Union Berlin steht in der Defensive besser als die Bayern

Gegen die Bayern bedeutet das wohl mehr als sonst, sich auf die eigenen Stärken zu fokussieren. Auf die gute Abwehrarbeit im Verbund etwa, mit der die Berliner weniger Treffer kassierten (33) als die Mannschaft von Trainer Hansi Flick (35). Auf die Fähigkeit, gut in ein Spiel zu kommen, denn kein Team in der Liga trifft so oft in der Anfangsviertelstunde wie Union (11). Auf die Kopfballstärke vor dem gegnerischen Tor. Da werden die Köpenicker (12) ligaweit nur von den Bayern (15) übertroffen, wobei ein Drittel der Kopfballtore Lewandowski erzielte.

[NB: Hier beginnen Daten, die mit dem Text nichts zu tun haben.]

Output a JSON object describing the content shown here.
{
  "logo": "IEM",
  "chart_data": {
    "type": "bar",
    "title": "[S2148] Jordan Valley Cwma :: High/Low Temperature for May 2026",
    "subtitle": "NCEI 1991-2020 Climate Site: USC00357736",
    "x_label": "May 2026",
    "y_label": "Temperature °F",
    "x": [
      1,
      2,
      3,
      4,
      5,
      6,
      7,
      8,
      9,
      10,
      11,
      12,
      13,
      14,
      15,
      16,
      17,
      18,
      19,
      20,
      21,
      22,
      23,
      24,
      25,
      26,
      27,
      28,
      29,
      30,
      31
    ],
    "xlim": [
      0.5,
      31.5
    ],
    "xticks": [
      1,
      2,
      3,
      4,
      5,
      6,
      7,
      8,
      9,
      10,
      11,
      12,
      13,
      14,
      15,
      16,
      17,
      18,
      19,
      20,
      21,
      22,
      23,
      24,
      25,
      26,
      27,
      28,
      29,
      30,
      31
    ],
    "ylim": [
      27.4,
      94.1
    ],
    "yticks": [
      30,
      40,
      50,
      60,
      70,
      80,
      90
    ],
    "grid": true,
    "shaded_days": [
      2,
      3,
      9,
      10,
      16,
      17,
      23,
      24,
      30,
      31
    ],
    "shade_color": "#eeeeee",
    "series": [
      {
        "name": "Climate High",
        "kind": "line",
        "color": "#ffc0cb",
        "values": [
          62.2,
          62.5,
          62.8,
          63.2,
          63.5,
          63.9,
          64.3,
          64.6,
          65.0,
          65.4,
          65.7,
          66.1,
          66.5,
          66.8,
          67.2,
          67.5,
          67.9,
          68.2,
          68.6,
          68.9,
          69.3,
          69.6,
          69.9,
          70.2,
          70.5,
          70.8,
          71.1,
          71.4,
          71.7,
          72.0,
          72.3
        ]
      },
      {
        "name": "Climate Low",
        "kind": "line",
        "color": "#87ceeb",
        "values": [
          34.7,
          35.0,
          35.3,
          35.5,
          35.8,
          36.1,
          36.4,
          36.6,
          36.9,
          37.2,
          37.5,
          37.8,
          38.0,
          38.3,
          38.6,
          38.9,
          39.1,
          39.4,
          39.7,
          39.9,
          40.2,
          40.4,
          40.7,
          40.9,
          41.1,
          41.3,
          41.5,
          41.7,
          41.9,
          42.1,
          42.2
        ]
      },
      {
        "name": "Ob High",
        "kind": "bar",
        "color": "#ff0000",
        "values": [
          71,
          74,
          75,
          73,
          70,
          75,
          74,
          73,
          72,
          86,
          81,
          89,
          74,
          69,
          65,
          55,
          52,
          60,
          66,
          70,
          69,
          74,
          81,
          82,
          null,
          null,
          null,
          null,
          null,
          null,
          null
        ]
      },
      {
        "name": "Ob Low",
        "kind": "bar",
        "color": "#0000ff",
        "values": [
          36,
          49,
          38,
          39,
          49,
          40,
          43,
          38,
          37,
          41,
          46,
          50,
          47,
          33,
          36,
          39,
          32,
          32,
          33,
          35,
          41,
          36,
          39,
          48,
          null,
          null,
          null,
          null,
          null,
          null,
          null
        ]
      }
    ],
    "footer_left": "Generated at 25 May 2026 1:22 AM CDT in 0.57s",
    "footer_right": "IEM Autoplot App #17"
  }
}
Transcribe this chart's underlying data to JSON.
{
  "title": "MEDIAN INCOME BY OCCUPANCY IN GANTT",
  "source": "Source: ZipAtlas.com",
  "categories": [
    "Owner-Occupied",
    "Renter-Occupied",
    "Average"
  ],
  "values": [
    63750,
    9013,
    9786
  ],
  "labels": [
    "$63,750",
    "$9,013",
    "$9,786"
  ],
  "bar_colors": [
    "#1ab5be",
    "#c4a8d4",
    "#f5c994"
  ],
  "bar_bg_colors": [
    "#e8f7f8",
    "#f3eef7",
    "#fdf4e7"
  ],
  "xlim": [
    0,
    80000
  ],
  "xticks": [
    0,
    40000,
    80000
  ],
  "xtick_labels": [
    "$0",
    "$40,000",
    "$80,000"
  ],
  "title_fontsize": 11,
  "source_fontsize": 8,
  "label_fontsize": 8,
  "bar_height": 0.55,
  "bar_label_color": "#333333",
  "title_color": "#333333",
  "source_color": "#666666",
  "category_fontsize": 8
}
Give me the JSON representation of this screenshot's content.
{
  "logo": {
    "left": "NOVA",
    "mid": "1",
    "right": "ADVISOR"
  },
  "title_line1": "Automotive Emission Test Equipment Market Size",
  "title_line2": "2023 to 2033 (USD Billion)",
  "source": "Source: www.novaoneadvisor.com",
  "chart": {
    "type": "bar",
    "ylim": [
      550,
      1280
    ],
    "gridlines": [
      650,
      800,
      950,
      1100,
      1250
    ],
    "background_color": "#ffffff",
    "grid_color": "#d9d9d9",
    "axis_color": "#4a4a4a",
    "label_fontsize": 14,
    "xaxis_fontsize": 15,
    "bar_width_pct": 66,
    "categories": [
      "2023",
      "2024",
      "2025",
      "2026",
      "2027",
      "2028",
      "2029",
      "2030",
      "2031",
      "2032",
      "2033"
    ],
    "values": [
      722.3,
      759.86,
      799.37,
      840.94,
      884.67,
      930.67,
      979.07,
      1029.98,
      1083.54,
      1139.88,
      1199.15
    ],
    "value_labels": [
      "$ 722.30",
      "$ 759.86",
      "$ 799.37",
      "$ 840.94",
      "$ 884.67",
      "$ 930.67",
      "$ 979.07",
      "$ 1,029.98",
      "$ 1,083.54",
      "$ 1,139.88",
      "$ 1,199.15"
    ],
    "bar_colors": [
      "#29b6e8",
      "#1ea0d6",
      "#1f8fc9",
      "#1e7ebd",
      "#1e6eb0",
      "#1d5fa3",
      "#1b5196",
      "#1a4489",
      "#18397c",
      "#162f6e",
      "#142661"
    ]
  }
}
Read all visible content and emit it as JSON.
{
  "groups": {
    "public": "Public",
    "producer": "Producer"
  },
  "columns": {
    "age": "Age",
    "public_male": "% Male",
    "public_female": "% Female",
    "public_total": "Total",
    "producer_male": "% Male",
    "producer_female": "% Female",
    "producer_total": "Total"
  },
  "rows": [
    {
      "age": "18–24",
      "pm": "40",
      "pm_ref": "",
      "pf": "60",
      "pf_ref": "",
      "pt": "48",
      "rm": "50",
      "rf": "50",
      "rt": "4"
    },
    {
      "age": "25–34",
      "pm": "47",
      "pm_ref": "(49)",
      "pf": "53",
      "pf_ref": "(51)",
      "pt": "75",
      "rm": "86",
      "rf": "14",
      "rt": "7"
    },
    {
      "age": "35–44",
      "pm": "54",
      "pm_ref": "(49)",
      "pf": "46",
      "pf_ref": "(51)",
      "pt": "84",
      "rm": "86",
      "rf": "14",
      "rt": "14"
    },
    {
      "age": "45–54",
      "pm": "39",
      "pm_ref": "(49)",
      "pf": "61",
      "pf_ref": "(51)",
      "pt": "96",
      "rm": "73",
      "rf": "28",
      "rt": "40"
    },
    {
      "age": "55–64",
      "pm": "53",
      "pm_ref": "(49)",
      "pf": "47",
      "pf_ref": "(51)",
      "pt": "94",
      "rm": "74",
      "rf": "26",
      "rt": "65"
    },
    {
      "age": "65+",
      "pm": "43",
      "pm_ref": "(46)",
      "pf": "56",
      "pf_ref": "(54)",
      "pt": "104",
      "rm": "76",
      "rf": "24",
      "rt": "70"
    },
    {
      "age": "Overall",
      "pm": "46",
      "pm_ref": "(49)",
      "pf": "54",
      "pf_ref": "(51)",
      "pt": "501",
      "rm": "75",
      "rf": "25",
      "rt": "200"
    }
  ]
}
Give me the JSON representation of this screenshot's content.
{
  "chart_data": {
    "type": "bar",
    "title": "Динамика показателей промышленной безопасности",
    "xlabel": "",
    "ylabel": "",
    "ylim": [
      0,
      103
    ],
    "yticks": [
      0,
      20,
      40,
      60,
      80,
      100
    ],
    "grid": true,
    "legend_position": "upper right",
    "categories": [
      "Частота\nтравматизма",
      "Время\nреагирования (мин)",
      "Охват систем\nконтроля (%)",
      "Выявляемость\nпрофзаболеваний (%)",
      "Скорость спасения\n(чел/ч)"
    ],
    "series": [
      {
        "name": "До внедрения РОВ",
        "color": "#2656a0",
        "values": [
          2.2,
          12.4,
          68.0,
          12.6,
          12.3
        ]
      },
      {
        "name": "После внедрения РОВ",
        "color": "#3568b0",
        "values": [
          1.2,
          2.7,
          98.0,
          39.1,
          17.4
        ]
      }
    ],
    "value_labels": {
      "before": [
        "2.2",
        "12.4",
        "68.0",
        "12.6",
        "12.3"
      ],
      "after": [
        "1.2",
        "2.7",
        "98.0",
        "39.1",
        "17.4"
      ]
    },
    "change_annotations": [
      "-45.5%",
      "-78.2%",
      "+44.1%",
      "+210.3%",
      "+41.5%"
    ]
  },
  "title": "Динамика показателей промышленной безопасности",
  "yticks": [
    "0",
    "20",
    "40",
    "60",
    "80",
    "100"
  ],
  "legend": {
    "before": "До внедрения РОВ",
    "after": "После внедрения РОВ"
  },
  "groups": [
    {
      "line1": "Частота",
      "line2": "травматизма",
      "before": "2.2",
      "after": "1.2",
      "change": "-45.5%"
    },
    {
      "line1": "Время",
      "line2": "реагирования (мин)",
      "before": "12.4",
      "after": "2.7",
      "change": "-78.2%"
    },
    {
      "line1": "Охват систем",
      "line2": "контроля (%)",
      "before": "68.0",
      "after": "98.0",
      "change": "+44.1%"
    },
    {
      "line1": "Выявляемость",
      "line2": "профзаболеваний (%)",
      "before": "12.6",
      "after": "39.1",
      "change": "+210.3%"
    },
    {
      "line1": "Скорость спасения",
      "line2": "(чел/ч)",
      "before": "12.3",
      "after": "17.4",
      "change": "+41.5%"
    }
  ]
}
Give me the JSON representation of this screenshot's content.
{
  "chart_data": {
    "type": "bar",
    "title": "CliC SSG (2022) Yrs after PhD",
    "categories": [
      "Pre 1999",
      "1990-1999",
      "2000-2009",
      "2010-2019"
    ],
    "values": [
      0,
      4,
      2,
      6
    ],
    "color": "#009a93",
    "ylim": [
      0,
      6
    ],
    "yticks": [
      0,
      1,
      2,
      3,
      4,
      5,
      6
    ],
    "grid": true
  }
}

„Wir müssen versuchen, unsere Spielweise auf den Platz zu bringen. Wir dürfen uns nicht allzu viele Gedanken machen, wer auf der anderen Seite steht“, sagt Unions Trainer, der sich darüber im Klaren ist, dass selbst das Resultat des Hinrunden-Duells nur unter größten Anstrengungen zu erreichen sein wird.

„Wir benötigen einen perfekten Tag“, so Fischer, während die Bayern nicht ihren besten erwischen sollten. Kommen diese Dinge zusammen, könnte sich der Tabellensiebte vielleicht noch etwas weiter nach oben orientieren.